Donald Trump’s apology Sunday night had a false ring to it.
It’s almost as if he apologized with a gun to his head, forcing him to own up to his lewd talk over a decade ago about groping women who couldn’t resist his star status. Trump’s apology fell short of any chance of women voters forgiving him, let alone voting for him.
Trump might as well have apologized alone, late at night in an empty locker room for all the impact it probably had on the tens of millions viewers watching him during the second presidential debate Sunday night.
You can’t apologize while shooting angry, menacing looks at your opponent, Hillary Clinton, and intermingling how her husband Bill Clinton did far worse things to women. Trump’s “apology” was a rambling, incoherent jumble of words devoid of even a trace of contrition.
Flash back to another hollow, insincere apology, August 17, 1998. That day President Clinton’s apology didn’t seem to resonate with sincerity or contrition either when he fessed up to his affair to the entire country.

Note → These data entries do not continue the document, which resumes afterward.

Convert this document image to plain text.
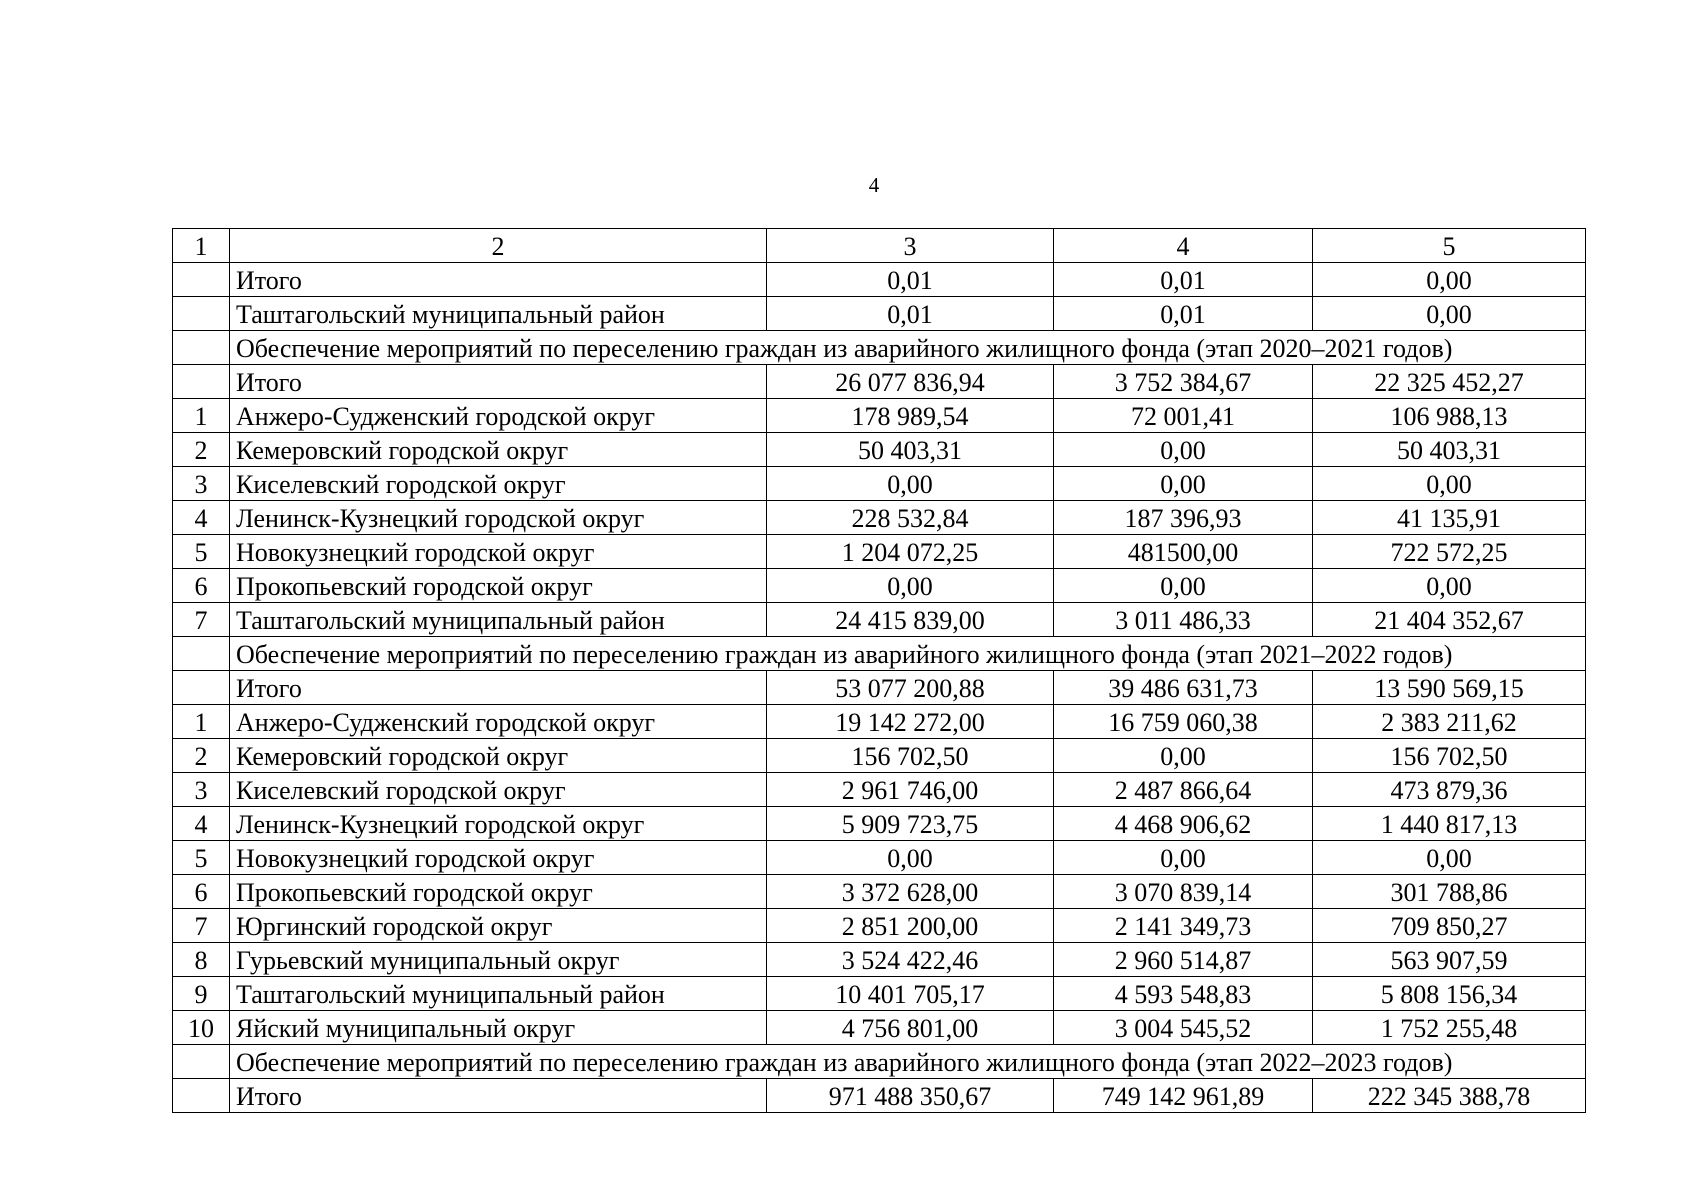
4
1	2	3	4	5
	Итого	0,01	0,01	0,00
	Таштагольский муниципальный район	0,01	0,01	0,00
	Обеспечение мероприятий по переселению граждан из аварийного жилищного фонда (этап 2020–2021 годов)			
	Итого	26 077 836,94	3 752 384,67	22 325 452,27
1	Анжеро-Судженский городской округ	178 989,54	72 001,41	106 988,13
2	Кемеровский городской округ	50 403,31	0,00	50 403,31
3	Киселевский городской округ	0,00	0,00	0,00
4	Ленинск-Кузнецкий городской округ	228 532,84	187 396,93	41 135,91
5	Новокузнецкий городской округ	1 204 072,25	481500,00	722 572,25
6	Прокопьевский городской округ	0,00	0,00	0,00
7	Таштагольский муниципальный район	24 415 839,00	3 011 486,33	21 404 352,67
	Обеспечение мероприятий по переселению граждан из аварийного жилищного фонда (этап 2021–2022 годов)			
	Итого	53 077 200,88	39 486 631,73	13 590 569,15
1	Анжеро-Судженский городской округ	19 142 272,00	16 759 060,38	2 383 211,62
2	Кемеровский городской округ	156 702,50	0,00	156 702,50
3	Киселевский городской округ	2 961 746,00	2 487 866,64	473 879,36
4	Ленинск-Кузнецкий городской округ	5 909 723,75	4 468 906,62	1 440 817,13
5	Новокузнецкий городской округ	0,00	0,00	0,00
6	Прокопьевский городской округ	3 372 628,00	3 070 839,14	301 788,86
7	Юргинский городской округ	2 851 200,00	2 141 349,73	709 850,27
8	Гурьевский муниципальный округ	3 524 422,46	2 960 514,87	563 907,59
9	Таштагольский муниципальный район	10 401 705,17	4 593 548,83	5 808 156,34
10	Яйский муниципальный округ	4 756 801,00	3 004 545,52	1 752 255,48
	Обеспечение мероприятий по переселению граждан из аварийного жилищного фонда (этап 2022–2023 годов)			
	Итого	971 488 350,67	749 142 961,89	222 345 388,78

President Clinton confessed to a sexual liaison with intern Monica Lewinsky, but sought to put an end to the scandal, defiantly insisting that “even presidents have private lives.” It wasn’t to be. Interest among the press, the public and even Congress ballooned over following months, leading to just the second presidential impeachment in U.S. history.

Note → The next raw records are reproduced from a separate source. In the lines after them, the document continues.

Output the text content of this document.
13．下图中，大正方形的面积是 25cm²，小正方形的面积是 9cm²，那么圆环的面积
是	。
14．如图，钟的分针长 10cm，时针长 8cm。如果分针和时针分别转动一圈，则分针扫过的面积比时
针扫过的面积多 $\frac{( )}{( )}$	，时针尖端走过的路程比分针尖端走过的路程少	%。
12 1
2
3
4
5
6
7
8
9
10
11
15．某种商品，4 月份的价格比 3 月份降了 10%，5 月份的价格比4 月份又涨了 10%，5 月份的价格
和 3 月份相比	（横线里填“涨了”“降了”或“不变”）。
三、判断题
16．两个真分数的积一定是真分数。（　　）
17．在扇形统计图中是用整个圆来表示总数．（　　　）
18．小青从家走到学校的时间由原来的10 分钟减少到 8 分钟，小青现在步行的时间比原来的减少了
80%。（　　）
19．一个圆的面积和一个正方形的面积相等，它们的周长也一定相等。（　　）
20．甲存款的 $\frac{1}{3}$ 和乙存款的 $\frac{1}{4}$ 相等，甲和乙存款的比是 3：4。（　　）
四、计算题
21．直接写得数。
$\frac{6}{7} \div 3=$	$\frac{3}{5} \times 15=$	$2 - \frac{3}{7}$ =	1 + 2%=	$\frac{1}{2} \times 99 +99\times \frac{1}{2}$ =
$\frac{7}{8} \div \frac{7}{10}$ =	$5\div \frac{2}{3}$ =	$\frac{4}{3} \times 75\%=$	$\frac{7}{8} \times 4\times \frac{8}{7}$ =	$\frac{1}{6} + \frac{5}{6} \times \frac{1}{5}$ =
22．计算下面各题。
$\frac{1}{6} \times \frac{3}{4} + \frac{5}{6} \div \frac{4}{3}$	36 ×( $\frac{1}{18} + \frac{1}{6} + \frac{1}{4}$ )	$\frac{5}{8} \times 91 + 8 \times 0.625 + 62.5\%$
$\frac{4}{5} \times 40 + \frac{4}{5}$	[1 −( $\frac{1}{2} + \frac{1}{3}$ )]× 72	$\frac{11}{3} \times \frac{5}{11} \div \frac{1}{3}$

Clinton later acknowledged his original statement lacked the contrition many Americans were looking for.
Contrition! That’s what makes an apology believable.
Ironically Alec Baldwin, who plays Trump so superbly, was forced to apologize for being a bad dad in 2007 when he left a vile voicemail on his 11-year-old daughter’s phone.”
He apologized sincerely for the way he spoke to her, blaming it on the stress of his custody fight with ex-wife Kim Basinger. It was contrite and enabled Baldwin to move on.
Everyone makes mistakes, and celebrities like Baldwin and even presidents, and now candidates, for president are no exception.
One of the most effective apologies ever was the JetBlue apology in 2007— “We are truly sorry, we are deeply sorry for the anxiety, frustration and inconvenience that we caused. This is especially saddening because JetBlue was founded on the promise of bringing humanity back to air travel and making the experience of flying happier and easier for everyone who chooses to fly with us. We know we failed to deliver on this promise last week.”
Mr. Trump, instead of grimacing, looking irritated and making nasty references to the blunders of others, try to look deeply sorry as you tell women across the country:
“Fellow Americans, please forgive me. I respect women. I revere them. I hire you. I have confidence in you, and now I need you, all women, to forgive me as I’m no longer the apprentice.
I’m now going for the top job in our country, as I’m confident I can truly make America not only great again, but more tolerant, more decent, respectful, just and fair.”